The cop-pig collage’s new spot at the Artspace gallery.

On Friday afternoon, this incident of the removal of Skinner’s artwork from the Armory is scheduled to be one of the topics of conversation at a workshop called Handling Controversy and Working with Difficult Subject Matter,” hosted by the National Coalition Against Censorship during their annual conference in Miami, Florida. Laura Marsh and Phil Lique, former New Haven artists who recently relocated to the Sunshine State, will serve as Artspace’s representatives at the conference.

Meanwhile, Kauder and Fritchey sent an email message to city officials Friday morning expressing disappointment that none of them attended the forum. They asked the officials to suggest a good time for a follow-up event.

Following is the text of that email message, which was addresssed to Chief Administrative Officer Mike Carter, parks chief Rebecca Bombero, Police Chief Anthony Campbell, Beaver Hills Alder Jill Marks, and cultural director Andy Wolf:

We are writing to send an update on tonight’s Public Forum at Artspace, organized with the hope that a recent citizen’s complaint logged against an artwork at installed for Artspace’s City-Wide Open Studios festival by New Haven artist Gordon Skinner could transform into an opportunity for individuals from the city and the new haven police department to come together to discuss our diverse perspectives on the role of art that enters the public arena and who public space should serve.

An engaged group of about 40 individuals attended the Public Forum tonight, including, Gordon Skinner, the artist of the artwork under consideration, members of the interested media from the New Haven Register and the New Haven Independent, a member of Mothers for Justice, a Board Member of the Community Foundation/New Haven Board of Ed/Neighborhood Music School, a representative from the New Haven Educator’s Collective who resides in Beaver Hills, students from Gateway Community College, graduate student and fellows associated with the Yale Art Gallery, current and past members of the Artspace Board, and local artists. 
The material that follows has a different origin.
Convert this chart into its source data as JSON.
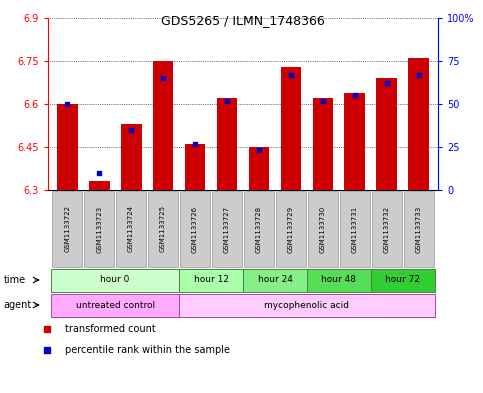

Both the Register and NHI will have coverage of the conversation in the next day or so.

We were disappointed that no one from the City or the New Haven or the New Haven Police Department was able to attend. Throughout the conversation, the group desired to hear from the perspective of a city official, member of the NHPD or Correctional Officer. It was especially noted that the names and identities of the individual complainants from the NHPD and NHCC have not yet been shared and thus the opportunity to create constructive dialogue has been greatly diminished.

As organizers of the event with a sincere interest in working collaboratively with the City, we recognize that it is a challenge to get people into the same room to meet, so we want to make a third attempt to hold this community conversation. The first attempt was quickly cancelled when we received word that October 20th would be a better date for Becky and Michael.

Since the Department of Parks received and relayed the citizen’s complaint” against Mr. Skinner’s artwork, we hope that it will take the lead to propose a suitable date for a follow up meeting in the very near future. We ask that this date and time be mindful of working individuals who might wish to attend.